Genetic Stability and Fitness of Aedes aegypti Red-Eye Genetic Sexing Strains With Pakistani Genomic Background for Sterile Insect Technique Applications

M. Misbah-ul-Haq, D. O. Carvalho, L. D. de la Fuente, A. A. Augustinos and K. Bourtzis,  Frontiers in Bioengineering and Biotechnology,  10. 2022.

The mosquito species Aedes aegypti is the primary transmitter of viruses that cause endemic diseases like dengue in Pakistan. It is also a cause of other vector-borne diseases like yellow fever, Zika fever, and chikungunya, which significantly impact human health worldwide. In the absence of efficient vaccines (except for yellow fever) or drugs, vector control methods, such as the sterile insect technique (SIT), have been proposed as additional tools for the management of these diseases. Mosquito SIT programs are based on the release of sterile males and it is important female releases to be ideally zero or to be kept at a minimum, since females are the ones that bite, blood-feed and transmit pathogens. Recently, an Ae. aegypti genetic sexing strain (GSS), with and without a recombination-suppressing inversion (Inv35), was developed using the eye color as a selectable marker, with males having black eyes and females red eyes. In the present study, we introgressed the sexing features and the Inv35 of the Ae. aegypti red-eye GSS into the Pakistani genomic background aiming to their future use for SIT applications in the country.
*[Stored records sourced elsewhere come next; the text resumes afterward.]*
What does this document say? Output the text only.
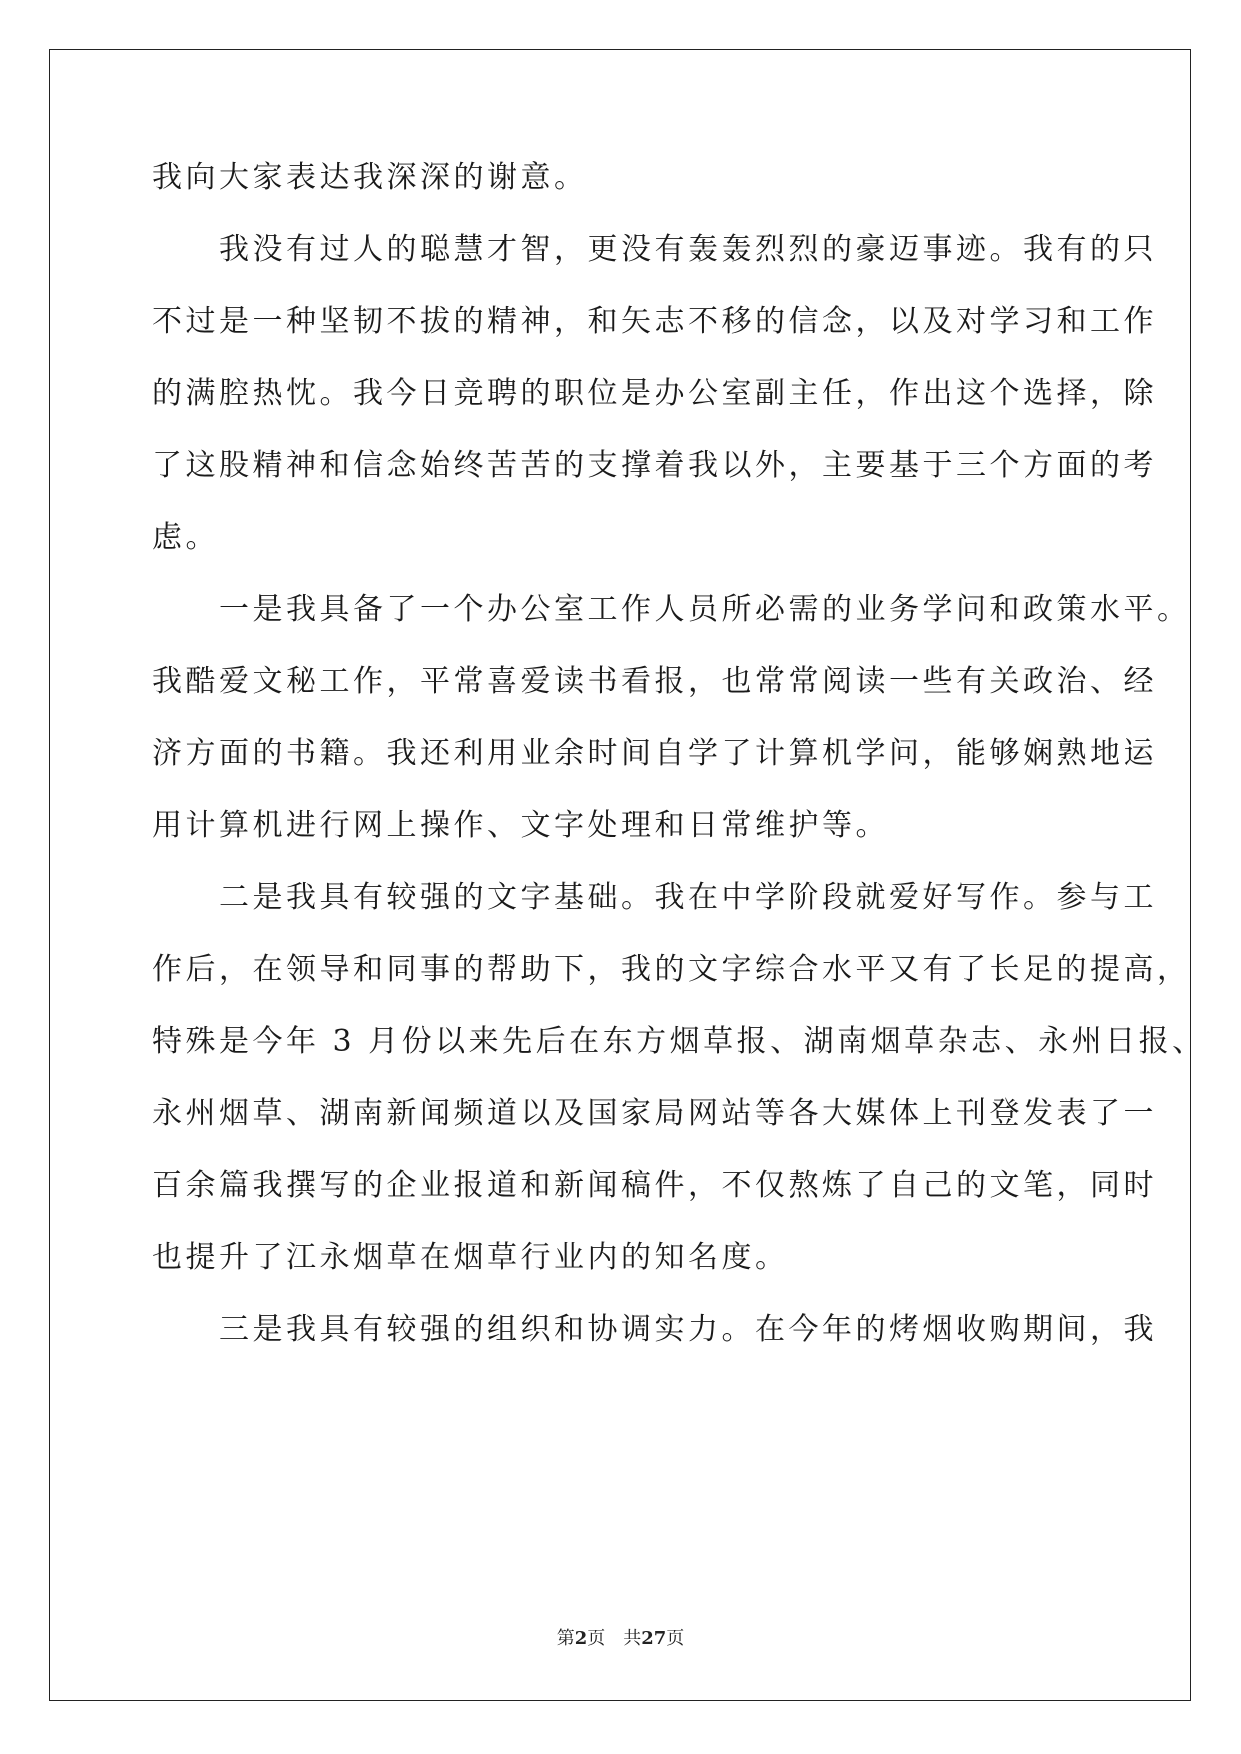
我向大家表达我深深的谢意。
　　我没有过人的聪慧才智，更没有轰轰烈烈的豪迈事迹。我有的只
不过是一种坚韧不拔的精神，和矢志不移的信念，以及对学习和工作
的满腔热忱。我今日竞聘的职位是办公室副主任，作出这个选择，除
了这股精神和信念始终苦苦的支撑着我以外，主要基于三个方面的考
虑。
　　一是我具备了一个办公室工作人员所必需的业务学问和政策水平。
我酷爱文秘工作，平常喜爱读书看报，也常常阅读一些有关政治、经
济方面的书籍。我还利用业余时间自学了计算机学问，能够娴熟地运
用计算机进行网上操作、文字处理和日常维护等。
　　二是我具有较强的文字基础。我在中学阶段就爱好写作。参与工
作后，在领导和同事的帮助下，我的文字综合水平又有了长足的提高，
特殊是今年 3 月份以来先后在东方烟草报、湖南烟草杂志、永州日报、
永州烟草、湖南新闻频道以及国家局网站等各大媒体上刊登发表了一
百余篇我撰写的企业报道和新闻稿件，不仅熬炼了自己的文笔，同时
也提升了江永烟草在烟草行业内的知名度。
　　三是我具有较强的组织和协调实力。在今年的烤烟收购期间，我
第2页 共27页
Both introgressed strains, the Red-eye GSS-PAK and the Red-eye GSS/Inv35-PAK, were evaluated in respect to their genetic stability and biological quality by assessing parameters like recombination rate, fecundity, fertility, pupal and adult recovery, time of development, pupal weight, survival, and flight ability in comparison with a wild Pakistani population (PAK). The results suggest that the sexing features and the recombination suppression properties of Inv35 were not affected after their introgression into the local genomic background; however, some biological traits of the two newly constructed strains were affected, positively or negatively, suggesting that a thorough quality control analysis should be performed after the introgression of a GSS into a new genomic background prior to its use in SIT field trials or applications. The importance of using GSS with local genomic background for SIT applications against Aedes aegypti is also discussed.